Cole: What a hypocrite!!! THIS IS DISGUSTING!!!!!!
Johnson enters the ring, and sneaks up behind Scottie. He swings the chair, but Scottie ducks! Johnson hits the referee, and drops the chair. He turns around, and Scottie delivers a kick to the gut that resembles that of a low blow, Johnson is stunned! Scottie sets Johnson up for the Martini DDT! he points at Dave and says this one is for you.
Dudley: That's it. I cant take any more of his @#%$. I'm going to beat his raggedy-andy ass, guys. Be back in a second.
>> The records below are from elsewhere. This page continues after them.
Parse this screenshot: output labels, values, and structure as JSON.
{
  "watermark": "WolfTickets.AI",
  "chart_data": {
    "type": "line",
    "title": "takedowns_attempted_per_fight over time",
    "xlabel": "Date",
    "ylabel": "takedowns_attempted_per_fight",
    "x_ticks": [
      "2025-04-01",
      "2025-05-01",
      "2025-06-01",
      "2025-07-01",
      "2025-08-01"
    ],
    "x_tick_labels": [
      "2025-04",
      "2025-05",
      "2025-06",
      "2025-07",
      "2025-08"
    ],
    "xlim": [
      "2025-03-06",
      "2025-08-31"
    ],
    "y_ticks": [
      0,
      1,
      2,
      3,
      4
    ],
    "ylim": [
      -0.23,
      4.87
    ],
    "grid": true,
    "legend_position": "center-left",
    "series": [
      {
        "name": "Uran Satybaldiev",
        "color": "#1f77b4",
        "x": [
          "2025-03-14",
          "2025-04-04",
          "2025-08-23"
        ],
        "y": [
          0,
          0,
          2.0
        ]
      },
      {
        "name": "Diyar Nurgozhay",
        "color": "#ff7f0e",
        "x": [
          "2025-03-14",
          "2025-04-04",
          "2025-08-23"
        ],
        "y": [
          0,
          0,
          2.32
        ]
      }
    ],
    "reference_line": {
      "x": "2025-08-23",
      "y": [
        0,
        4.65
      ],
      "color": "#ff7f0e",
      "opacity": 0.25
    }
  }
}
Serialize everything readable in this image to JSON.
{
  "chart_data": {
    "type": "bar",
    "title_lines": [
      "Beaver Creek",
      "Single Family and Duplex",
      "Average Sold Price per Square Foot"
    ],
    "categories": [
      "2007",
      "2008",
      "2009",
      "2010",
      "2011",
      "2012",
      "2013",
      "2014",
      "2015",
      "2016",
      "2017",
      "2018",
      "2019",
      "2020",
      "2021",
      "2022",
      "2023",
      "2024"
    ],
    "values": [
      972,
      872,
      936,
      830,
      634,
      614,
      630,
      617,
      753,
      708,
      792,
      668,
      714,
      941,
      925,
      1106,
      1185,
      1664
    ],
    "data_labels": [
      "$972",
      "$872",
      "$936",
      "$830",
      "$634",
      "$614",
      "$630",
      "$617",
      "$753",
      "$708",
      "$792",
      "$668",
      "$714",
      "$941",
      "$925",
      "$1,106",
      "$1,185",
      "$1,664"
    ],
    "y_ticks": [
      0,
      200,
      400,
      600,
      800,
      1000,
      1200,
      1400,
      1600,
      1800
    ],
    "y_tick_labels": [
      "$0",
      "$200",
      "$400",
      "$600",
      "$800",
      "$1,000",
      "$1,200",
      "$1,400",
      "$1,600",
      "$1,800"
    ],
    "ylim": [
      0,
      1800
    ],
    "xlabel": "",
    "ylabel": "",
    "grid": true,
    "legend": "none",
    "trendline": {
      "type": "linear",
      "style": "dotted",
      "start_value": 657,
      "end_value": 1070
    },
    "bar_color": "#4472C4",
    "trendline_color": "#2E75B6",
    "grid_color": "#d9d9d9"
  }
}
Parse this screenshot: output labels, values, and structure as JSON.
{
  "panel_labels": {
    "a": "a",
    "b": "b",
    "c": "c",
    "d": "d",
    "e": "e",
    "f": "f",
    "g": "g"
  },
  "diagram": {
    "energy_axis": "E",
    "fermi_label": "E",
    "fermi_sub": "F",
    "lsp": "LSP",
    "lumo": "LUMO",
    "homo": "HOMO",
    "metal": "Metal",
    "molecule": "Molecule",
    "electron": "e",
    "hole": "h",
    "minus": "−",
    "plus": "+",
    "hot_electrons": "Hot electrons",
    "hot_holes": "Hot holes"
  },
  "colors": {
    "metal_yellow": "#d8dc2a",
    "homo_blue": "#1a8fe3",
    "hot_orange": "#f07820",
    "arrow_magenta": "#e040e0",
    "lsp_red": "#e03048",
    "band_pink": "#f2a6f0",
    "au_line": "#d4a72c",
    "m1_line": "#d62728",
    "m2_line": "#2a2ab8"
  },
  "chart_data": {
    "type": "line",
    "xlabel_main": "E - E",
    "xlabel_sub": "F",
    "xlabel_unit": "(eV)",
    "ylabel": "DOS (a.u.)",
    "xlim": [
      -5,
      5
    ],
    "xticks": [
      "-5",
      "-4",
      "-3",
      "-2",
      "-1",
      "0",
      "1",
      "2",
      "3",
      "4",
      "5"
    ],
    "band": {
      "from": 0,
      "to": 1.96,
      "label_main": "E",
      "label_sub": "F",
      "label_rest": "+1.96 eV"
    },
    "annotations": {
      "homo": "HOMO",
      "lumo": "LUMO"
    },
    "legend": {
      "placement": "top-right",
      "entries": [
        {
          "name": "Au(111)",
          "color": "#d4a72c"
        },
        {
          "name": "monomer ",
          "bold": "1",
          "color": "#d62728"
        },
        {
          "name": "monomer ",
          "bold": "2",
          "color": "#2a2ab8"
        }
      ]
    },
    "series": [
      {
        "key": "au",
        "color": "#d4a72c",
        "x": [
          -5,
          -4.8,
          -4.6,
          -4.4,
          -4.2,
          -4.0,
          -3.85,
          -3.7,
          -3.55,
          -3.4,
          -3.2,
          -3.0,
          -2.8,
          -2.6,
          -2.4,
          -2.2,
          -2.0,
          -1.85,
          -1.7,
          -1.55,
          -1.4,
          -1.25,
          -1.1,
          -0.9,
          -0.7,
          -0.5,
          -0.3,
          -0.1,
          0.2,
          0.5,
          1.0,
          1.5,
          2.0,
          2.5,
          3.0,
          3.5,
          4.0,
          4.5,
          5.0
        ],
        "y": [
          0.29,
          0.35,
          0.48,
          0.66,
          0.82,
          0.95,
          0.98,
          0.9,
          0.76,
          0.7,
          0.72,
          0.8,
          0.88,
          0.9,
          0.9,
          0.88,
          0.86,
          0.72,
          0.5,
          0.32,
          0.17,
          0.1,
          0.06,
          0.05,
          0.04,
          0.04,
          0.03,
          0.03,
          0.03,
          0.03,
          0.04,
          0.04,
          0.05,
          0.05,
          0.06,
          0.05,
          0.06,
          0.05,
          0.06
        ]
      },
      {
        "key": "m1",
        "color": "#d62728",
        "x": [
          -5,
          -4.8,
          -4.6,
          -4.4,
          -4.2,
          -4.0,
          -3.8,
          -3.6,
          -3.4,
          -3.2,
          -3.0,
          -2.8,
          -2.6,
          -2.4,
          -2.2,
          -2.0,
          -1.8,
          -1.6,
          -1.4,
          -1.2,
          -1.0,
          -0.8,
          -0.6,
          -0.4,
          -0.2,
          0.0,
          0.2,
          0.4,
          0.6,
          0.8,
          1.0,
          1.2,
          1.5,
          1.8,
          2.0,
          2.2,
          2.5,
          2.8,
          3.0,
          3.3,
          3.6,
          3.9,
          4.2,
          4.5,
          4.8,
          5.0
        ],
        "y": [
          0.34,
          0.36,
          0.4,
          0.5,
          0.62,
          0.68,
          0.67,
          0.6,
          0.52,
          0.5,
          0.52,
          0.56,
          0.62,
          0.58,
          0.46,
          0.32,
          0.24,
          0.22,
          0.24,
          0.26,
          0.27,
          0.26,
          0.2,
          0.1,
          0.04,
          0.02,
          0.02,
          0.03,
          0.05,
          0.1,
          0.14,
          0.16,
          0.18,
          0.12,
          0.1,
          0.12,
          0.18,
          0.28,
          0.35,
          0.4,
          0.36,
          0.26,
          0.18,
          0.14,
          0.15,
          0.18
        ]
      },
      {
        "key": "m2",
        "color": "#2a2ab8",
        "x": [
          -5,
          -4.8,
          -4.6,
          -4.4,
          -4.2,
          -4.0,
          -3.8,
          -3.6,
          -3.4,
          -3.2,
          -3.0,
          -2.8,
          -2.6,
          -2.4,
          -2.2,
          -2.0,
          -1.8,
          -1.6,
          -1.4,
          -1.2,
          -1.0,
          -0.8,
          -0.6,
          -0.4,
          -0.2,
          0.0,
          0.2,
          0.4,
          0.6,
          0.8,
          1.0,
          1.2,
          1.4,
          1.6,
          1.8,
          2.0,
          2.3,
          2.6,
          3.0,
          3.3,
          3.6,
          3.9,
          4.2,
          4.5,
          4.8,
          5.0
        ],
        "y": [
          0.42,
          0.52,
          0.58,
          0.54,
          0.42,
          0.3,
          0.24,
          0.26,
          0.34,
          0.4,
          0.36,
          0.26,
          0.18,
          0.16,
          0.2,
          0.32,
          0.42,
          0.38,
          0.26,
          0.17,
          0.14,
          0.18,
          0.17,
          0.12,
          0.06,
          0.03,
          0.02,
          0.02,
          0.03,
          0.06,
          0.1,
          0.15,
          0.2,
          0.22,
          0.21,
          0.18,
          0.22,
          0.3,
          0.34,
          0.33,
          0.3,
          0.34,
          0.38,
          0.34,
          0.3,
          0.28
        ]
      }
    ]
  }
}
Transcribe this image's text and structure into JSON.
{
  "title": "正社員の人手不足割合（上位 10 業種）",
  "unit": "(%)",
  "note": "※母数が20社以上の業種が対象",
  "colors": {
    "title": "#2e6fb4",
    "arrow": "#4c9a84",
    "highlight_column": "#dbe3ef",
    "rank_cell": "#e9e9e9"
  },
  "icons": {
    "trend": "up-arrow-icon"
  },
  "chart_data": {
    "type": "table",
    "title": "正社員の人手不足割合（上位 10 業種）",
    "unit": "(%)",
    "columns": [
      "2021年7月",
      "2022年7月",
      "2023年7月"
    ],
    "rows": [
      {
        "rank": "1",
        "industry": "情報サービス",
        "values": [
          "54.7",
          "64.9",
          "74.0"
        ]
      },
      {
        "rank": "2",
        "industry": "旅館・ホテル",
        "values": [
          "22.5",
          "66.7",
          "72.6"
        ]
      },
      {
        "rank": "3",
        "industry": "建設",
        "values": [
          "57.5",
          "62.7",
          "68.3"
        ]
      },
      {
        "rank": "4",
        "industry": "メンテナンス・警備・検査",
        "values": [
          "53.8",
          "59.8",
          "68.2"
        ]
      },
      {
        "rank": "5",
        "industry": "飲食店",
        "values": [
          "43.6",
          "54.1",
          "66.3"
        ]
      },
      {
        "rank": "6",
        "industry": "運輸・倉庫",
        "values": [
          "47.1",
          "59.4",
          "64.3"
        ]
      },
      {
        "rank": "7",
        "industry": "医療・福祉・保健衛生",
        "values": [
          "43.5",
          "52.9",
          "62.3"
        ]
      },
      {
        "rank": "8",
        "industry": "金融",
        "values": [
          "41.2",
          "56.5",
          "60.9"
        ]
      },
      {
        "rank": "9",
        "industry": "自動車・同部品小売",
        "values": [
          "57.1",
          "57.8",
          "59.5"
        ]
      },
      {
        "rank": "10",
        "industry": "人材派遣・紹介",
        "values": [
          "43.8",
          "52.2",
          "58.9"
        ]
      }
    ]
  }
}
Dave gets up, but before he can make it past the announce table, a man in a hooded sweatshirt jumps over the rail! The man spits beer into the face of Dudley! Then the man picks up Dave's chair he was sitting in and HITS HIM IN THE FACE!!! He takes off the hood, to reveal himself to be SEAMUS O'HAGAN! He grabs a beer from a fan in the crowd and begins to chug it!!
Cole: Oh man, Seamus O'Hagan just beat Dave up again!! look in the ring!!
Scottie prepares to deliver the martini DDT. He folds his arms out and says "I...C...W!!" But Johnson hits Scottie with a low-blow, hooks him up, and delivers THE DEFENSE MISSILE(rock bottom) on the steel chair dropped by him earlier!!!!!! he makes the cover, as a revived Mike Chioda is ready to count...
1...
2...
3!!!!
Winner by pinfall, Joseph Johnson
Johnson slides out of the ring, as "Hail to the chief" plays again. He heads to the back, with the homeland security flanking his sides.
Seamus, on the other hand, leaves via through the crowd.
Dudley gets up, angry, and sees Scottie in the ring. He goes into the ring, helps Scottie to his feet, flips him off, and delivers a 4D!!! THE DAVE DUDLEY DEATH DROP!!! Scottie goes out cold, as Dave walks over to the turnbuckle, and raises his hands as the fans give a mixed reaction.
Cole: What a bunch of Mayhem!!! And folks, we'll see you at Mayhem Monday night!! It's going to be the quarter finals of the tournament! Hexane and Kayfabe will take on QPublic and Joseph Johnson, and Supa Sky and El Bastarde will take on Amalek and Dave Dudley!!! And its all about the ICW world title! For Dave Dudley, Todd Pettengill, Joel Gertner, this is Michael Cole, saying so long everybody!!!